By Michael Traikos
If school president Claude Lajeunesse has his way, Ryerson students may be parking their keisters where they once parked their cars. Ryerson’s proposal to tear down the parking garage at Victoria and Gould Streets would benefit the influx of business students expected from the double cohort. But if the university doesn’t find students a similar spot to park their vehicles many continuing education students will face yet another obstacle on their way to getting a degree.
The parking lot, which was initially supposed to house an AMC theatre, can hold about 370 cars. For $10 a day, it’s a safe place for commuters to store their cars while attending classes. And unlike the multitude of parking lots strewn across the downtown area, Ryerson’s parking garage is an indoor, monitored storage that’s only a few steps away to most buildings.
Frank Cappadocia, the general manager of CESAR, has already voiced his concerns about the lack of student parking when the university removed the parking lot on Gould and Church Streets to make room for the Centre for Computing and Engineering building.
Now that the university is looking at destroying another parking option, Cappadocia’s continuing education students may have to compete with the rest of Toronto for limited parking spaces.
Ryerson is generally thought of as a commuter school that, in addition to the GTA, serves the 905 area. Most of those coming from suburbs outside of Toronto already hunt for a limited amount of parking spots around campus. By taking away another parking garage and at the same time bringing in more students because of the double cohort, the challenge of finding a parking spot that is walking distance from campus is downright impossible.
And with the need for available spots increasing, supply and demand principles may lead independent parking lot attendants to raise the price of storing your car.
Lajeunesse doesn’t appear to be worried about Ryerson’s carpooling population, and told The Eyeopener this week that he’s “running an academic institution not a parking lot.”

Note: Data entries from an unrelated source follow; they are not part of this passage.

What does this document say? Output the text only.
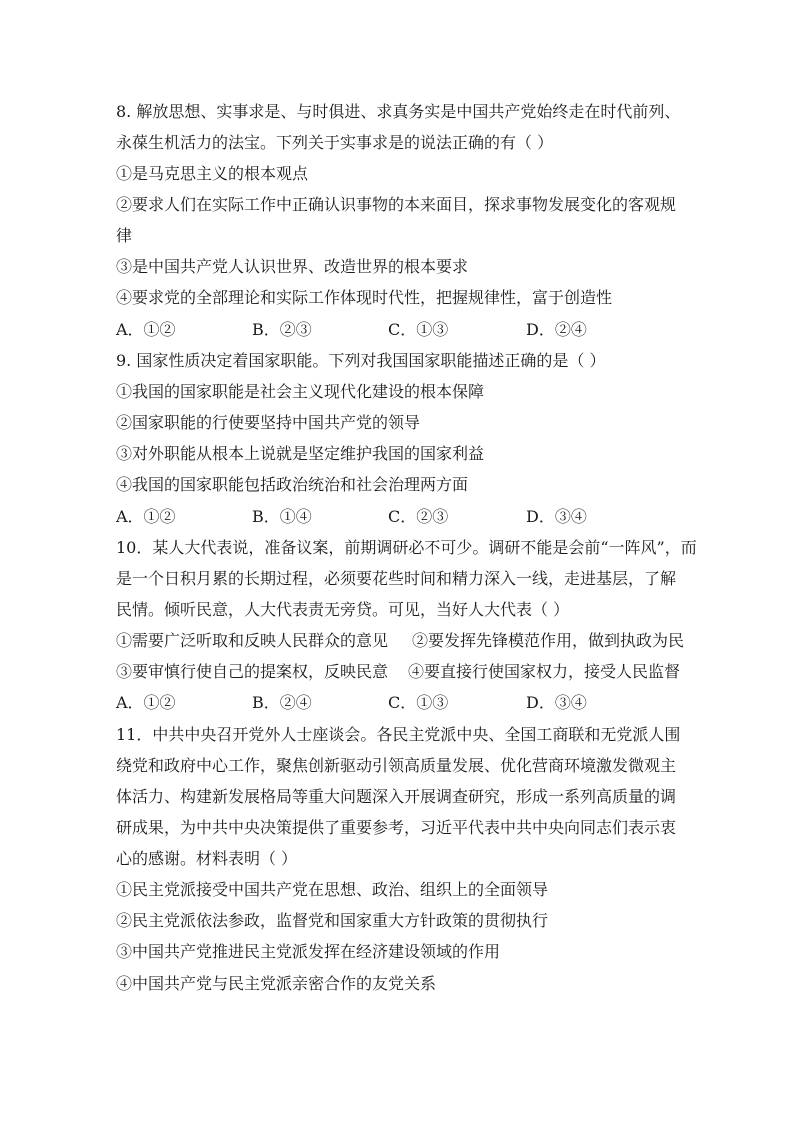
8. 解放思想、实事求是、与时俱进、求真务实是中国共产党始终走在时代前列、
永葆生机活力的法宝。下列关于实事求是的说法正确的有（ ）
①是马克思主义的根本观点
②要求人们在实际工作中正确认识事物的本来面目，探求事物发展变化的客观规
律
③是中国共产党人认识世界、改造世界的根本要求
④要求党的全部理论和实际工作体现时代性，把握规律性，富于创造性
A．①②	B．②③	C．①③	D．②④
9. 国家性质决定着国家职能。下列对我国国家职能描述正确的是（ ）
①我国的国家职能是社会主义现代化建设的根本保障
②国家职能的行使要坚持中国共产党的领导
③对外职能从根本上说就是坚定维护我国的国家利益
④我国的国家职能包括政治统治和社会治理两方面
A．①②	B．①④	C．②③	D．③④
10．某人大代表说，准备议案，前期调研必不可少。调研不能是会前“一阵风”，而
是一个日积月累的长期过程，必须要花些时间和精力深入一线，走进基层，了解
民情。倾听民意，人大代表责无旁贷。可见，当好人大代表（ ）
①需要广泛听取和反映人民群众的意见 ②要发挥先锋模范作用，做到执政为民
③要审慎行使自己的提案权，反映民意 ④要直接行使国家权力，接受人民监督
A．①②	B．②④	C．①③	D．③④
11．中共中央召开党外人士座谈会。各民主党派中央、全国工商联和无党派人围
绕党和政府中心工作，聚焦创新驱动引领高质量发展、优化营商环境激发微观主
体活力、构建新发展格局等重大问题深入开展调查研究，形成一系列高质量的调
研成果，为中共中央决策提供了重要参考，习近平代表中共中央向同志们表示衷
心的感谢。材料表明（ ）
①民主党派接受中国共产党在思想、政治、组织上的全面领导
②民主党派依法参政，监督党和国家重大方针政策的贯彻执行
③中国共产党推进民主党派发挥在经济建设领域的作用
④中国共产党与民主党派亲密合作的友党关系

But what type of academic institution do you have when not everyone can make it to class because they’re circling the downtown streets in search of a parking spot?
The new business building fills a void on campus by bringing ITM, retail management, and hospitality and tourism students under one roof, but at what cost? There isn’t too much room left untouched in the Yonge and Dundas Streets area, and the university had its hands ties when looking for a place to plop down the business building.
The challenge that Lajeunesse now faces is not only a way to get the government to approve funding for the building, but to find a replacement parking option for students. After all, it doesn’t matter how many students the business building can hold if students can’t reach it.